Title: A Christmas Wish

Author: DC Luder

Summary: Alfred comes upon an interesting letter.

Rating: K

Infringements: All recognizable characters belong to DC Comics, not DC Luder.

Author's Note: Bludhaven's Dear Santa challenge. Tearjerker, ye be warned.

^V^

"Whatever they grow up to be, they are still our children, and the one most important of all the things we can give to them is unconditional love. Not a love that depends on anything at all except that they are our children."

Rosaleen Dickson

^V^

The young master kept a tidy bedroom.

Despite being ten years old, there was nary a single stray sock on the floor, half-full glass of water on his bureau or even a book out of place. It certainly made my task of cleaning the room a great deal easier, requiring not much more than a daily collection of the laundry hamper. alternate daily vacuuming and weekly dustings. Given the number of other duties throughout the quiet manor, it provided me more time to tend to them in attempt to keep one step ahead.

Although it pained me to think that he was unable to exhibit the most basic child-like behavior of having a messy abode.

Then again, having his world abruptly turned upside down had forever changed him, shortcutting him from innocent youth to something dark and sad. Despite my valiant efforts, there seemed to be no change in his demeanor, spending much of his time in his clean bedroom or touring the halls alone. With Christmas approaching, I had even tried to invite him to join my efforts in decorating the halls in addition to the brilliant Douglas fir I had selected to stand tall in the main den.

"No thanks, Alfred," he had religiously replied to any invitation. When I had finally confronted him on the matter, he had explained quietly, "I... I just don't feel like it this year."

"Understood, young master… However, if you do change your mind, I will be battling with Christmas lights on the front hedges."

Dinners were always the worst, seeing him sit at the dining table alone, looking out the window expectantly. Beneath the defenses he had raised and painfully sad blue eyes, I couldn't help but hope that there was still a bright little boy hidden inside. Time mended all wounds, but I was fairly a lifetime could not heal those that had struck him so deeply.

Parents weren't supposed to bury their children, they're children were supposed to bury their parents. The words were true, but not for children as young as he.

Fourteen days before the close of the year, I had been going through the unnecessary motions of cleaning the master's room as he sat outside, throwing snowballs at white covered pine trees, watching on as the boughs shuddered, letting the snow fall to the ground. I had suggested he go outside for some fresh air, but it appeared that he was just as miserable whether indoors or out.

As I arranged the books on his desk and papers from our tutoring sessions, I came upon something that had seemed out of place. A letter, handwritten in small black print, dated the tenth of November. It had been partially covered by the edge of a science text and after moving it, had been revealed in its entirety. Having no other way getting through to the young master in order to understand him, I read it. At first, I hated myself for the intrusion of his privacy.
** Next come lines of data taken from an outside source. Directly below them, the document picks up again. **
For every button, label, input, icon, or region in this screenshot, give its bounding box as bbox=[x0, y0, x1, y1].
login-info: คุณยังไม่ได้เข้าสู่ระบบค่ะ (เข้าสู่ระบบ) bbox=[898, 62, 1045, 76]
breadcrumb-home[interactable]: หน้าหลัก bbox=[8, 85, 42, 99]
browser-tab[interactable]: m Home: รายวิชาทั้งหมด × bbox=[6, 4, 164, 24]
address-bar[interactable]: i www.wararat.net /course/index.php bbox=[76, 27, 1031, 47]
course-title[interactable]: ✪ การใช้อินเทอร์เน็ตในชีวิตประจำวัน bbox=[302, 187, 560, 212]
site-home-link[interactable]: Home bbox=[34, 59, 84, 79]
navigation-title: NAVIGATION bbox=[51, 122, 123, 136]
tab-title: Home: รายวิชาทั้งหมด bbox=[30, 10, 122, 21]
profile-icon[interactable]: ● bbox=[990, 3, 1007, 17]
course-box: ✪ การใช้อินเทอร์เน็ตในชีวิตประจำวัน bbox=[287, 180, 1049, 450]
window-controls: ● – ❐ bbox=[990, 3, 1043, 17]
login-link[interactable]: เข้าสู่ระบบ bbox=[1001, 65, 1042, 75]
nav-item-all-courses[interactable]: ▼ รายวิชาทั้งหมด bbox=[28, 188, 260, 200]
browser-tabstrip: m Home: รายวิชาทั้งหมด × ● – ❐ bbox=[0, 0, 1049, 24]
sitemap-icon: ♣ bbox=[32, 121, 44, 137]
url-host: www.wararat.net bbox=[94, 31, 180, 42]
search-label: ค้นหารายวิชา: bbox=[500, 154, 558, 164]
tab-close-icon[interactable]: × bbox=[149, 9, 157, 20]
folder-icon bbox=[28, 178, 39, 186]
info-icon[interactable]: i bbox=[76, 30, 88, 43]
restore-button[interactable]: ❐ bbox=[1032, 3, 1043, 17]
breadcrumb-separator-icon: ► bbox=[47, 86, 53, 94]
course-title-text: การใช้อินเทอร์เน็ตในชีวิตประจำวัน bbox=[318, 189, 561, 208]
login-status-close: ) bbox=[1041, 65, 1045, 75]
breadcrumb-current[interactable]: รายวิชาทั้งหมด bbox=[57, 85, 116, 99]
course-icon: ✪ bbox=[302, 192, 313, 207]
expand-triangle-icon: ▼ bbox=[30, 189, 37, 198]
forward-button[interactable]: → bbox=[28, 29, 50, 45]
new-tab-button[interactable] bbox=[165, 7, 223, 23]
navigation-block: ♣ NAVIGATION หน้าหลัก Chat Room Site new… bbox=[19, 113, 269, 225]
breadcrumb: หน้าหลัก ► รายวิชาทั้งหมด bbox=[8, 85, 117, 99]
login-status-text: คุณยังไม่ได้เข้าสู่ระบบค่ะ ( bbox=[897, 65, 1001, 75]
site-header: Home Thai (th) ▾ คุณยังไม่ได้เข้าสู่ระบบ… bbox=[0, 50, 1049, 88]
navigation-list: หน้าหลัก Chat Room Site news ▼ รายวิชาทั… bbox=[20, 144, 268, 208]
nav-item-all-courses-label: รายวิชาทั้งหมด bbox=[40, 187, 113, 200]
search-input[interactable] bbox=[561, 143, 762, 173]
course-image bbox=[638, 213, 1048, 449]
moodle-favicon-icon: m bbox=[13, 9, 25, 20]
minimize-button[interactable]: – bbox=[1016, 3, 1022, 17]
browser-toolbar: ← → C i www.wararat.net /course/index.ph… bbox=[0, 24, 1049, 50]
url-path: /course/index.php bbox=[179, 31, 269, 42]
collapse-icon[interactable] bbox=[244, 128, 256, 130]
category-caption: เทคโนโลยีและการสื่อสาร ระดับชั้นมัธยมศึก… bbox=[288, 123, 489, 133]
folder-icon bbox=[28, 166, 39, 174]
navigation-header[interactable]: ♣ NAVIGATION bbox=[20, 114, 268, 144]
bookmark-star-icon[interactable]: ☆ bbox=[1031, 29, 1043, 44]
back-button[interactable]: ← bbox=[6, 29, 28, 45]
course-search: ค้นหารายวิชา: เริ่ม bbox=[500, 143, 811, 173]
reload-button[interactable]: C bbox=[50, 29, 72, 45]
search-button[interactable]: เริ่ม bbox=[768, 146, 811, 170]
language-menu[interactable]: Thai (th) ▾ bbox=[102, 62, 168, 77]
Putting it back where I found it, tears brimming in my eyes, I hated myself for not finding the letter earlier.

Dear Santa Claus:

Although I am old enough to know better, I am writing this letter to you.

Since I first learned to write at the age of three, my mother had me write to you every December. At first, I believed in the miracle of Christmas as everything I ever asked for was magically under the tree on that special morning. I was seven when I found out it wasn't real, finding gifts addressed to me and from you with other gifts addressed to me and from my parents. I pretended that I still thought they were from you, which made my mother smile and my father laugh.

As you are aware, my parents are dead and I have no reason to pretend anymore because she won't be there smiling on Christmas morning and my father won't be there to laugh. I don't even feel like celebrating the holiday but Alfred seems to take joy in the season of giving so for him, I will pretend.

I will open gifts, I will thank him, I will eat Christmas dinner and eat the candy from my stocking. I know he will put cookies and milk out for you Christmas Eve but will only remove them after I go to bed. My father used to eat the cookies save for half of one and would drink the milk. I only know that because I caught him one year with milk in his moustache when I came to open presents.

I know you have millions and millions of children and even adults that believe in you and religiously write letters this time of year. I know that I am only one boy amidst countless others, one boy who doesn't even believe in you but is still writing to you. Just because I don't believe doesn't mean I don't have a wish to make this Christmas. It is the same wish I will make every Christmas and every time I blow out the candles on a birthday cake for the rest of my life.

I wish that I could have my parents back, if only for one day.

I wish I could hug my mother and smell her perfume.

I wish Dad was here to give me a piggy back ride or make a snowman with me.

I wish they could tuck me in one more time and kiss me goodnight.

I wish I could tell them that I love them very much and that I always will.